I was thinking about that fortune the last couple of days. I began today reading up a storm and figured this ordinary day would work out like this: Bible, book, newspaper, church, bed. That was just about right, but such a list doesn't contain an iota of the richness of each of those 'tasks.' I rounded up 1 Corinthians this morning, pondering how the resurrection flows into the believer working for Christ.
Then I finished off the book I started last night. I couldn't stop reading it. I didn't know what I was getting into when I opened it up last night at 10pm--I just knew I wanted to read it. This book affirmed everything that the Spirit has spoken to my heart in the last few months, complete with some of the same terminology and wording. I've been focusing (even perseverating) on the idea of good vs great (or best). Good things are the stuff we settle for when the great things seems too huge or impossible, but the great things are exactly the stuff God personally calls us to do. They are different for everyone, but those decisions require a great deal of faith. Batterson spoke directly to this issue on pg 106, "Good is often the enemy of great...Sometimes taking a calculated risk means giving up something that is good so you can experience something that is great. In a sense, sin is short-changing ourselves and short-changing God. It is settling for anything less than God's best. Faith is the exact opposite. Faith is renouncing lesser goods for something greater. And it always involves a calculated risk." Whoa. Settling is sin. Um, God, I think I'm getting the hint here...
The other section of the book that struck me was the chapter on the importance of looking foolish. Beth Moore spoke on that exact topic at Passion and it smacked this perfectionist between the eyes. In the beginning, we suck at stuff that requires practice. And sometimes God will call us to follow Him despite what logic and people will tell us (aka Noah and his big ol' boat in the desert). Here's what Batterson says about this: "The greatest breakthroughs, miracles, and turning points in Scripture can be traced back to someone who was willing to look foolish." There's something about conformity to 'proper' behavior that civilizes the little, creative, foolish child out of us. I was once the little girl who lifted up her dress during the children's sermon and danced around with all the Christmas bows flopping on her head--I don't do that stuff anymore. Christ was really on to something when He spoke about becoming like little children--there's the innocent, whole-hearted belief and also the part that is creatively nonconformist. Christ doesn't want us to sit in rows, dress just right, liking the same music, and saying all the right words. That's not who He was. That's not who He wants us to be. The beauty part is that He didn't just come to free us from sin, but He also came to free us from being those whitewashed identical tombs too. Conformity stifles living out our potential in Christ. We are already whole in Him, so why are we so focused on the gospel of sin management?

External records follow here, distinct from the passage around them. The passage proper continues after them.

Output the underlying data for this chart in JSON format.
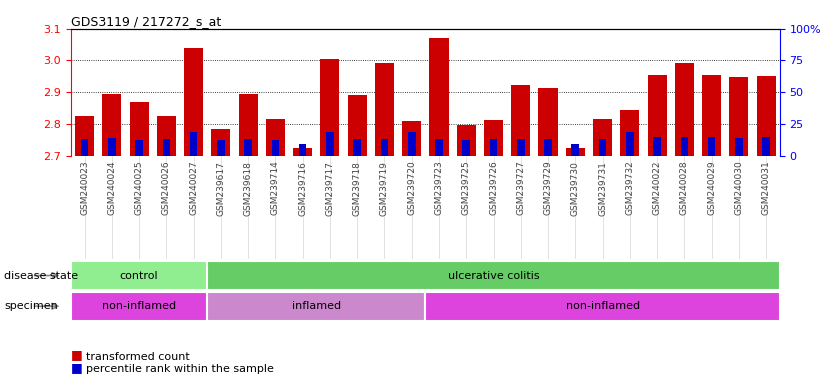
{
  "title": "GDS3119 / 217272_s_at",
  "samples": [
    "GSM240023",
    "GSM240024",
    "GSM240025",
    "GSM240026",
    "GSM240027",
    "GSM239617",
    "GSM239618",
    "GSM239714",
    "GSM239716",
    "GSM239717",
    "GSM239718",
    "GSM239719",
    "GSM239720",
    "GSM239723",
    "GSM239725",
    "GSM239726",
    "GSM239727",
    "GSM239729",
    "GSM239730",
    "GSM239731",
    "GSM239732",
    "GSM240022",
    "GSM240028",
    "GSM240029",
    "GSM240030",
    "GSM240031"
  ],
  "red_values": [
    2.825,
    2.895,
    2.868,
    2.825,
    3.04,
    2.785,
    2.895,
    2.815,
    2.725,
    3.005,
    2.89,
    2.993,
    2.808,
    3.07,
    2.797,
    2.812,
    2.922,
    2.912,
    2.725,
    2.815,
    2.845,
    2.955,
    2.993,
    2.953,
    2.948,
    2.952
  ],
  "blue_values": [
    2.752,
    2.754,
    2.748,
    2.752,
    2.773,
    2.748,
    2.751,
    2.748,
    2.737,
    2.773,
    2.752,
    2.752,
    2.773,
    2.752,
    2.748,
    2.752,
    2.752,
    2.752,
    2.737,
    2.752,
    2.773,
    2.76,
    2.76,
    2.76,
    2.755,
    2.76
  ],
  "y_min": 2.7,
  "y_max": 3.1,
  "y_ticks": [
    2.7,
    2.8,
    2.9,
    3.0,
    3.1
  ],
  "y2_ticks": [
    0,
    25,
    50,
    75,
    100
  ],
  "bar_color": "#cc0000",
  "blue_color": "#0000cc",
  "disease_state": [
    {
      "label": "control",
      "start": 0,
      "end": 5,
      "color": "#90ee90"
    },
    {
      "label": "ulcerative colitis",
      "start": 5,
      "end": 26,
      "color": "#66cc66"
    }
  ],
  "specimen": [
    {
      "label": "non-inflamed",
      "start": 0,
      "end": 5,
      "color": "#dd44dd"
    },
    {
      "label": "inflamed",
      "start": 5,
      "end": 13,
      "color": "#cc88cc"
    },
    {
      "label": "non-inflamed",
      "start": 13,
      "end": 26,
      "color": "#dd44dd"
    }
  ],
  "label_disease": "disease state",
  "label_specimen": "specimen",
  "legend_items": [
    "transformed count",
    "percentile rank within the sample"
  ]
}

This is the most inspirational book I've read in a really long time. It was like a Passion conference packed into less than 200 pages. It was a warrior's treatise. It was exactly what I (and so many others I know) needed to hear right now. This is a pivotal moment of decision to continue on the path of doing something great. Not great like the world sees it or great in my own strength, but God doing something great in and through me. He's the author of this thing and I'm just here, straining to listen and respond with proper honor.
Oh the glory of it all...we will never be the same.